Rahmah El Yunusiyah

Syekhah Hajjah Rangkayo Rahmah El Yunusiyah. (Foto: p2k.stekom.ac.id)

Ketika pemerintah kolonial Belanda melalui Van Straten, sekretaris atau controleur Padang Panjang menawarkan kepada Rahmah agar Diniyah Putri didaftarkan sebagai lembaga pendidikan terdaftar sehingga dapat menerima subsidi dari pemerintah, Rahmah menolak.

Ia mengungkapkan bahwa Diniyah Putri adalah sekolah kepunyaan umat, dibiayai oleh umat, dan tidak memerlukan perlindungan selain perlindungan Allah.

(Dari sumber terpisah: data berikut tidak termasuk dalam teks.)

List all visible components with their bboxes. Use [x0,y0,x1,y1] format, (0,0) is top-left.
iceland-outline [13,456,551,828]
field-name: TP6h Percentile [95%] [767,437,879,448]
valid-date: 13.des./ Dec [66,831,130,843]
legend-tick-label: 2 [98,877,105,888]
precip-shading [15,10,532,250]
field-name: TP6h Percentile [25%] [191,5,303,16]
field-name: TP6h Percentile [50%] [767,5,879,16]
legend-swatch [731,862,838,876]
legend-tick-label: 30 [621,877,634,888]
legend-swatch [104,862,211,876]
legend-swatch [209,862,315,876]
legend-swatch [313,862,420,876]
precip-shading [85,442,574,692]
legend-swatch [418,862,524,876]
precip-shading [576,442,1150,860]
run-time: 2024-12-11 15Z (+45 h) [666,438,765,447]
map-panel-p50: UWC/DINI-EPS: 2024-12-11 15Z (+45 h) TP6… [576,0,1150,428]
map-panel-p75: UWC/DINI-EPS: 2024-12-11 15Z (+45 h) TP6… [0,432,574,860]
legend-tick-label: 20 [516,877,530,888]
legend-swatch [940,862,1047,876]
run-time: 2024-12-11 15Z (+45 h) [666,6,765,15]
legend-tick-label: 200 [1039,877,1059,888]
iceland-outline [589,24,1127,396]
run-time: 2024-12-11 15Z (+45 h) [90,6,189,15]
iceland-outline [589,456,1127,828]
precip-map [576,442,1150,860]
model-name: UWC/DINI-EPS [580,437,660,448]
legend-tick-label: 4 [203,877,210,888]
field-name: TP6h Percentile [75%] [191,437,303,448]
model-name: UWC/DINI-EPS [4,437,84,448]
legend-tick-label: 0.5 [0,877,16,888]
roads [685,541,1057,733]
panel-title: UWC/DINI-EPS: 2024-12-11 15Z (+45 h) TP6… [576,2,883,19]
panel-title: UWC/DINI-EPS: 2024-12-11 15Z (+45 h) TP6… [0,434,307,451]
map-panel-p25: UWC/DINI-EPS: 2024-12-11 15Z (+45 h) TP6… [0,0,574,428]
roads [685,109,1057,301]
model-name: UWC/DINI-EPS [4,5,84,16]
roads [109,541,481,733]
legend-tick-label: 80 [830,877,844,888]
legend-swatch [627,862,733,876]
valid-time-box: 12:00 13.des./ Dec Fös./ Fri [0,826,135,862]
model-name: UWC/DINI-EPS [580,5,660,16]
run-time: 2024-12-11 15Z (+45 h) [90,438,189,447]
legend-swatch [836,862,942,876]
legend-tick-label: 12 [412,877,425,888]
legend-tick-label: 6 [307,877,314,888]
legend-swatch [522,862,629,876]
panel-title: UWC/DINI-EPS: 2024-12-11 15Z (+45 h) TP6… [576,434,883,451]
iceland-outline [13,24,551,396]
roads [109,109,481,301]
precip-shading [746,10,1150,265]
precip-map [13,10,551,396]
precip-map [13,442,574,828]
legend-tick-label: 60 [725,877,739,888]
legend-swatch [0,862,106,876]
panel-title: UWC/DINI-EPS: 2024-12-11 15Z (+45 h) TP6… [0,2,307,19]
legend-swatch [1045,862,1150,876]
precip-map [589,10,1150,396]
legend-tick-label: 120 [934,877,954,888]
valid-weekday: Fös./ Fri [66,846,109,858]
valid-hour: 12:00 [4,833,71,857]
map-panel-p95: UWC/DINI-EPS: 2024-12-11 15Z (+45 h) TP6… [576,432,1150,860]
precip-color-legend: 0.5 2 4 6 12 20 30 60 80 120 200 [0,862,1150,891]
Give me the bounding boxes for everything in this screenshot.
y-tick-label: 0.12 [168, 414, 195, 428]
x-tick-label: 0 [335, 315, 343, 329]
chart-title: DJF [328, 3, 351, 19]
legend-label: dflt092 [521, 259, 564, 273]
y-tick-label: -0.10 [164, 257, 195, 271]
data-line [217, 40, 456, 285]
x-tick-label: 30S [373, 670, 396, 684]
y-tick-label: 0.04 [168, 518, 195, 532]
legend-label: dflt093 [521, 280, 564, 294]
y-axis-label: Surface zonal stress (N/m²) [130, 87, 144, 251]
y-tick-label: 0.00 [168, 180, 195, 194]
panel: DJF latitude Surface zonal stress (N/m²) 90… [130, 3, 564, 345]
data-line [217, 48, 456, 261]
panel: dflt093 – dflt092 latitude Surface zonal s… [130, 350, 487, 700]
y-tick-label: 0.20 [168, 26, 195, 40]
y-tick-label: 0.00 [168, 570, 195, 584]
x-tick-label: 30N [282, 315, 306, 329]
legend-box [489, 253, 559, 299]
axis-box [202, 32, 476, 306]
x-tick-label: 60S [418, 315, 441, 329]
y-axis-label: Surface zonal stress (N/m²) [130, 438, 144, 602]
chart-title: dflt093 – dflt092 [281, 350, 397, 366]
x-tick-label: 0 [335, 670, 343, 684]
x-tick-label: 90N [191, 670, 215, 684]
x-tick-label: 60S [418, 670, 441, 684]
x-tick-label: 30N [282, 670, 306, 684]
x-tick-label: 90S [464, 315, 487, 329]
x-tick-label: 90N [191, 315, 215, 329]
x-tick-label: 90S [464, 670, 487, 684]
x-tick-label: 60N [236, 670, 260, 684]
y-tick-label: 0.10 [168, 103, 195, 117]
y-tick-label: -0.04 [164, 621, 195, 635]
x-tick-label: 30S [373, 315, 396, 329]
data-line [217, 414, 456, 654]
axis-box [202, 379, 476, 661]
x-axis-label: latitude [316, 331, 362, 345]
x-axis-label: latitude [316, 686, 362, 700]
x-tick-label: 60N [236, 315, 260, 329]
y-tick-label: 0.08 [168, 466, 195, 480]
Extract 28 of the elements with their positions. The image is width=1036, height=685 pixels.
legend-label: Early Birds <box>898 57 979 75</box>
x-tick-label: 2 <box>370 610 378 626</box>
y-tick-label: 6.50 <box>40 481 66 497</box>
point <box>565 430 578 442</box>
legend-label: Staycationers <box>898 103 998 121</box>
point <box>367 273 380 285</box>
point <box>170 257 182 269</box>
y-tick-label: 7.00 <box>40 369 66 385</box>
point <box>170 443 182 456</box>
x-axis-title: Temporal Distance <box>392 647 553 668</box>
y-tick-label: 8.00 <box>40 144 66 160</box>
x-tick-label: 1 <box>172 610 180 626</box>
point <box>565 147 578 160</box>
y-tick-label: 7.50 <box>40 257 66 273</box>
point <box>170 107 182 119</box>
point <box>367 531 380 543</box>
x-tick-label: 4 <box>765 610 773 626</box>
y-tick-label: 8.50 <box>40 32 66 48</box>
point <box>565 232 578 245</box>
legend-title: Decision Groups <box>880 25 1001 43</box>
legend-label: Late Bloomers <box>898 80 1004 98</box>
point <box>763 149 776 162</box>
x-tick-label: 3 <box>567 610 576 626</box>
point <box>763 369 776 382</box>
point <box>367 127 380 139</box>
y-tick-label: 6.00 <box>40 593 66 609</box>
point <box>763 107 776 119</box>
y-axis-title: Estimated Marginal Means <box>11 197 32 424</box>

Menurutnya, subsidi dari pemerintah akan mengakibatkan keleluasaan pemerintah dalam memengaruhi pengelolaan Diniyah Putri.

Kedatangan tentara Jepang di Minangkabau pada Maret 1942 membawa berbagai perubahan dalam pemerintahan dan mengurangi kualitas hidup penduduk non-Jepang. Selama pendudukan Jepang, Rahmah ikut dalam berbagai kegiatan Anggota Daerah Ibu (ADI) yang bergerak di bidang sosial.

Baca Juga:  K.H. Abdul Manaf Mukhayyar

Dalam situasi perang, Rahmah bersama para anggota ADI mengumpulkan bantuan makanan dan pakaian bagi penduduk yang kekurangan. Ia memotivasi penduduk yang masih bisa makan untuk menyisakan beras genggam setiap kali memasak untuk dibagikan bagi penduduk yang kekurangan makanan. Kepada murid-muridnya, ia menginstruksikan bahwa seluruh taplak meja dan kain pintu yang ada pada Diniyah Putri dijadikan pakaian untuk penduduk.

Selain itu, Rahmah bersama para anggota ADI menuntut pemerintah Jepang untuk menutup rumah bordil dan menentang pengerahan perempuan Indonesia sebagai jugun ianfu atau wanita penghibur. Tuntutan ini dipenuhi oleh pemerintah Jepang dan tempat prostitusi di kota-kota Sumatra Barat berhasil ditutup.

Baca Juga:  Mustafa Ceric

Rahmah meninggal mendadak dalam usia 68 tahun dalam keadaan berwudu hendak salat Magrib pada 26 Februari 1969. Jenazahnya dimakamkan di pekuburan keluarga yang terletak di samping rumahnya. Sehari sebelum ia wafat, Rahmah sempat menemui Gubernur Sumatra Barat saat itu, Harun Zain, mengharapkan pemerintah memperhatikan sekolahnya.